5 Indications That Your Work Culture Needs Attention

toxic-office-environmentWhether your company is a startup or a mature business, the last thing you need in the office is a toxic work culture. Yet, according to a recent study, more than half of tech employees see their current office culture as toxic. That can’t possibly be healthy for employee morale, productivity, or customer focus. The sad part is that many executives still don’t know how to recognize the signs.

I saw some excellent guidance for all of us along these lines in a new book, “Cultural Brilliance,” by Claudette Rowley, who has been helping both big and small companies recognize and fix their cultural problems for almost 20 years. In my own consulting career, I have observed examples of each of her five key signs that your business work culture is not operating in a state of brilliance:

  1. People are punished for telling the truth. In broken cultures, people are marginalized and ignored when they tell the truth, or get passed over for a well-deserved promotion, when they try to point out flaws in the current system. In a healthy work culture, telling the truth is encouraged, and new ideas are considered vital to the success of the business.

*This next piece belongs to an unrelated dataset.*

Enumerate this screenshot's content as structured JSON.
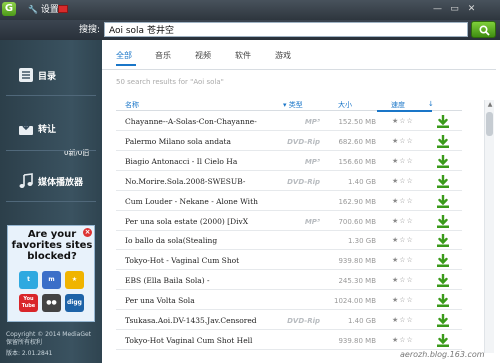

    As an executive, I found that the first step toward fixing this is actively listening to people, and not being defensive in responses. It’s fair to ask for positive suggestions and actions to fix problems, as well as more details to get to the source of the problem.

  2. Leaders ask for data and do nothing about the problem. When leaders ask for more data, and don’t respond with a credible action plan, they are communicating a lack of courage, or are unwilling to confront reality. They may be more concerned with their own power or comfort than they are with positively impacting the culture around them.

    Even healthy organizations face regular problems, so if you aren’t hearing anything, it probably means that people have given up, or are afraid to bring up issues. Maybe it’s time to leave your office door open, or follow-up and communicate more regularly.

  3. Your culture generates a high turnover rate. You may have a revolving door as people recognize the truth, burn out, and depart. If you find yourself losing your best people, then it’s certainly time to take a hard look at the culture. Healthy cultures thrive on career development and promotions, and don’t wait for people to leave due to frustration.

    If you don’t regularly invest in employees through training and mentoring, they won’t invest in you by stretching themselves, and tackling risky but critical business change challenges. They need to trust and respect you, as well as peer team members.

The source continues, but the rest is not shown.